Fact is, we cannot strong-will ourselves into an abundance-mindset or into faith; this usually leads to denying our true feelings as we teeter on the brink of despair. Instead, the growth of faith takes time and experience. The perspective shift is something done in us as we experience life’s challenges and choose trust, witnessing how provision arrives—not always in the form we expect but as provision nonetheless, usually in the form we most need. The more we experience this pattern, the easier it becomes to trust. Sometimes the mindset shifts in a single great moment of ah-ha.

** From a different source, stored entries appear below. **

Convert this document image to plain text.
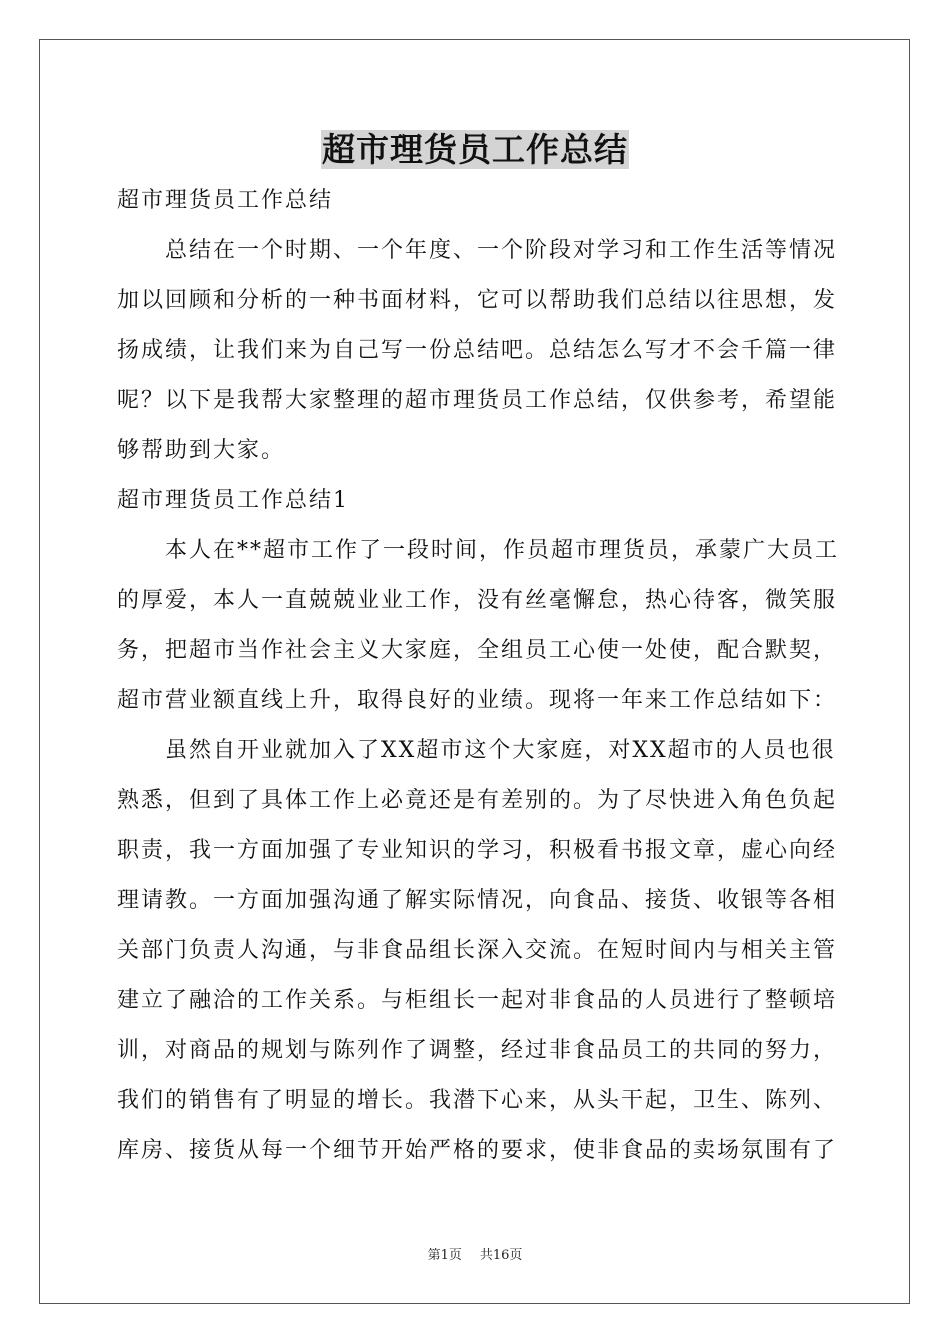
超市理货员工作总结
超市理货员工作总结
总结在一个时期、一个年度、一个阶段对学习和工作生活等情况
加以回顾和分析的一种书面材料，它可以帮助我们总结以往思想，发
扬成绩，让我们来为自己写一份总结吧。总结怎么写才不会千篇一律
呢？以下是我帮大家整理的超市理货员工作总结，仅供参考，希望能
够帮助到大家。
超市理货员工作总结1
本人在**超市工作了一段时间，作员超市理货员，承蒙广大员工
的厚爱，本人一直兢兢业业工作，没有丝毫懈怠，热心待客，微笑服
务，把超市当作社会主义大家庭，全组员工心使一处使，配合默契，
超市营业额直线上升，取得良好的业绩。现将一年来工作总结如下：
虽然自开业就加入了XX超市这个大家庭，对XX超市的人员也很
熟悉，但到了具体工作上必竟还是有差别的。为了尽快进入角色负起
职责，我一方面加强了专业知识的学习，积极看书报文章，虚心向经
理请教。一方面加强沟通了解实际情况，向食品、接货、收银等各相
关部门负责人沟通，与非食品组长深入交流。在短时间内与相关主管
建立了融洽的工作关系。与柜组长一起对非食品的人员进行了整顿培
训，对商品的规划与陈列作了调整，经过非食品员工的共同的努力，
我们的销售有了明显的增长。我潜下心来，从头干起，卫生、陈列、
库房、接货从每一个细节开始严格的要求，使非食品的卖场氛围有了
第1页 共16页
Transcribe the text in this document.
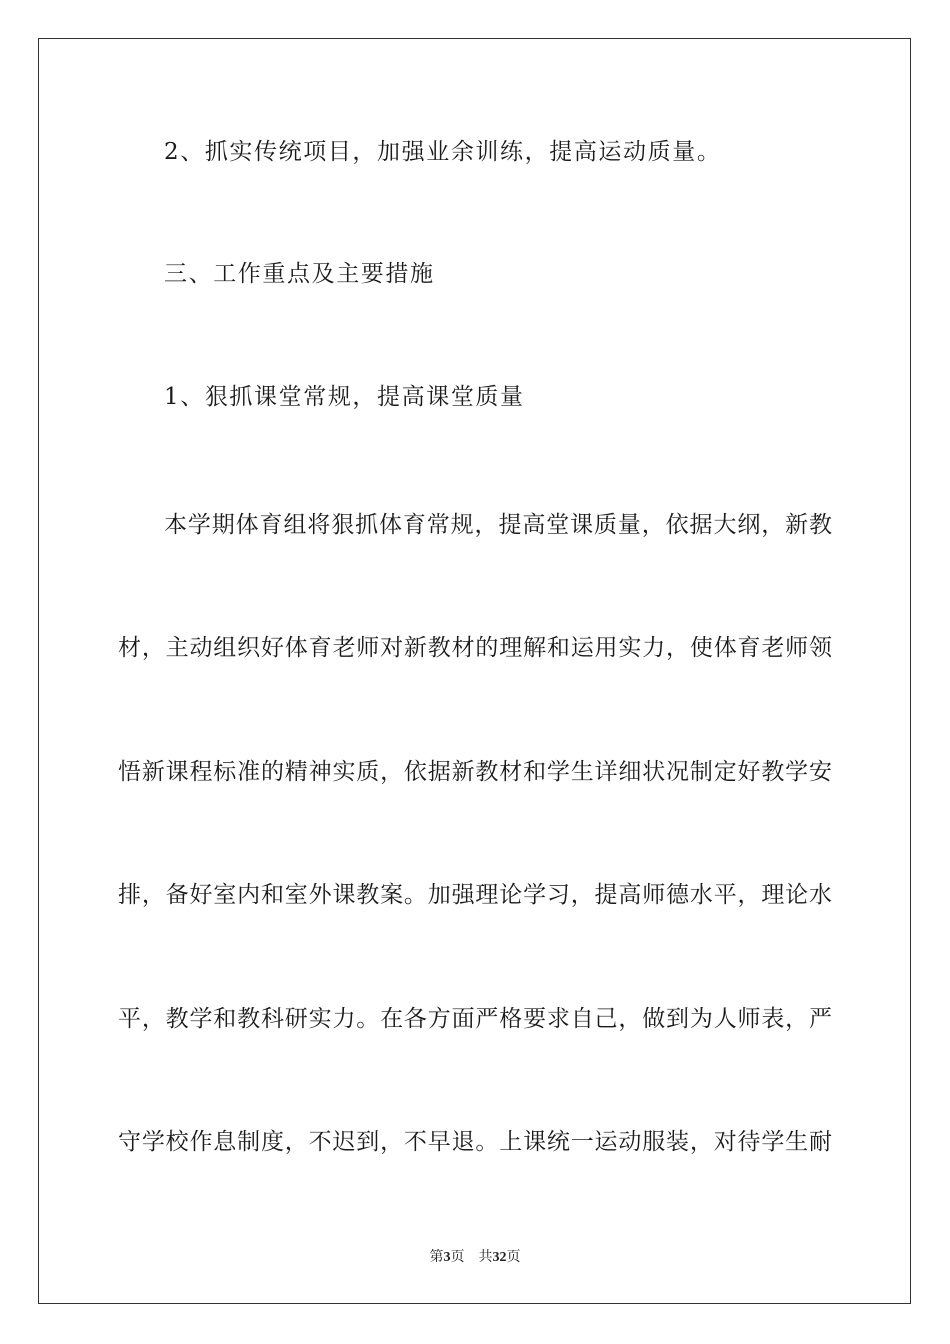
2、抓实传统项目，加强业余训练，提高运动质量。
三、工作重点及主要措施
1、狠抓课堂常规，提高课堂质量
本学期体育组将狠抓体育常规，提高堂课质量，依据大纲，新教
材，主动组织好体育老师对新教材的理解和运用实力，使体育老师领
悟新课程标准的精神实质，依据新教材和学生详细状况制定好教学安
排，备好室内和室外课教案。加强理论学习，提高师德水平，理论水
平，教学和教科研实力。在各方面严格要求自己，做到为人师表，严
守学校作息制度，不迟到，不早退。上课统一运动服装，对待学生耐
第3页 共32页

One image from my life serves as an icon of abundance:
When I was a young mother in my 20s, I would sketch foxgloves—my favorite flowers. Nothing said “home” to me like a cluster of foxgloves. At the time, I was so hungry for home, so eager to find sanctuary for all I held dear, that I would fantasize about living in a home with a few foxgloves. Almost fifteen years later, in 2007, I bought a slice of wooded land that had gone unsold for years (I believe it was waiting for me) and built a 720-square-foot cottage on it—my beloved abode to this day. I put many of the finishing touches on the house myself with the help of family and friends—installing the flooring and painting inside and out; I recycled old cabinets and appliances to make the house affordable. After the housing crash of late 2007-8 and banks’ intense tightening of lending, I wouldn’t have qualified for the mortgage; but I got into affordable home-ownership by the proverbial skin of my teeth, in a region where housing presents many potential hardships. As my health worsened dramatically in ensuing years and I was eventually diagnosed with adrenal insufficiency, I’ve reflected on how this woodland sanctuary affords the nourishment and stability I need for self-care and wholeness, and I’ve found myself saying: “This house saved my life.” It is not hyperbole.
In any case, back to the icon of abundance, which happened shortly after my builder and I completed the house. You see, something in the way the surrounds were prepped for the homesite was felicitous to the wild foxgloves growing in my area. And much to my surprise, the year after I moved in, I watched the hillside directly behind my house transform into a veritable field of foxgloves. That summer hundreds, maybe a thousand, foxgloves bloomed majestically just outside my windows. I didn’t even have to plant them. The display was breathtaking—nothing short of magical. I was the only human who knew of the foxglove sketches I drew in my early 20s or what those flowers meant to me. But the Divine Mother knew. The display of foxgloves was only the first time She spoke to me through the flowers and plants and other creatures animating this slice of wooded enchantment I call home.
Like I said, the profligate crop of foxgloves was and is to me an icon of abundance. It will always be a powerful image reminding me of abundance and provision. Those flowers were my “baskets of bread and fish” overflowing.